If your writer has a background in your niche, or alternatively, has the research skills to develop the concept independently, you can be better off giving them a lightweight brief and letting them surprise you. But you can only do this if you trust them, and keep an open mind on letting them determine the best content to present.
Alternatively, you give a comprehensive brief and the obligation is on the writer to match your specified needs, and perform exactly as expected. No surprises, but no added value, and more time spent by you in preparation.
If you loosen the leash on your writer creatively, you can prevent a surprise price tag by setting a strict word count or rate for the job. You can even create a per-section word count breakdown if you need to be specific.
Again, this is where a long-lasting relationship will start to bear fruit.
All writers will need more detail in the briefs for the first few months. But once you’ve worked together, built a relationship and understood how the other works, you naturally develop a short-hand that will mean you need to put less effort into preparing your writer.
Stage Zero – Time To Decide
Hiring ghost writers is especially helpful during the transitional period after you’ve built up traffic/audience and before monetization/expansion takes place.
Before you undertake any of this, you need to know whether it’s the right decision for you.
At some point in your content marketing endeavors, you’re going to find that the work has paid off sufficient that you’re finally attracting the audience numbers you need.
On the one hand, that means your audience is ripe to be converted into customers, and that takes an extraordinary amount of new work.
On the other hand, abandon your content creation, the audience disappears and you’re left back at square one.

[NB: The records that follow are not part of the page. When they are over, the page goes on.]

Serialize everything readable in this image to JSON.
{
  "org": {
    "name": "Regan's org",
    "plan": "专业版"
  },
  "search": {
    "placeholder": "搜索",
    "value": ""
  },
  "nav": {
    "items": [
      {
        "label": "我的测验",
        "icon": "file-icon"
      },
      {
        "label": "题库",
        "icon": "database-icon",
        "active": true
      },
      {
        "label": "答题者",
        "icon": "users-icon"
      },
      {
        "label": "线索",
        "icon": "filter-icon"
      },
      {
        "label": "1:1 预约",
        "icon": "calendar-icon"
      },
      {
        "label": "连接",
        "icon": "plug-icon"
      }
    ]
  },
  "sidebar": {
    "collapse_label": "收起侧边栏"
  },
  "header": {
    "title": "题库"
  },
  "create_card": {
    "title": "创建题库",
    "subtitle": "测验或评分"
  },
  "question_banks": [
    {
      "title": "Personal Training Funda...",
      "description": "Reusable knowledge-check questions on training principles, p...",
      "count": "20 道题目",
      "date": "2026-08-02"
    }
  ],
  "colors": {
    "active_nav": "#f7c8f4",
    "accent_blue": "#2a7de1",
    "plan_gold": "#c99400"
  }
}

Outsourcing to ghost writers is not as simple as it might first seem. That said, if you can plan carefully and manage expectations effectively, you can create a situation that is triply beneficial – you, your writers, and your audience will all get something from the relationship.
What’s more, it’s probably the first thing you’ll attempt to outsource, and as such, it will be good practice when you come to try and automate your online business.
I get it, it’s hard to give up on the very thing that’s brought you this far, and put that responsibility in someone else’s hands. But this guide has been designed to make sure you can do all the right things, in the right ways and in the right order.
All that remains is to take the leap and start looking for the writer that can carry your torch, and free you up to concentrate on making your business the best success in can be.
So what do you think? Where do you usually find ghost writers for your own content marketing efforts? If you are a ghost writer yourself do share some advice on where you usually advertise your service as well as ways to make the hiring process easier for both parties.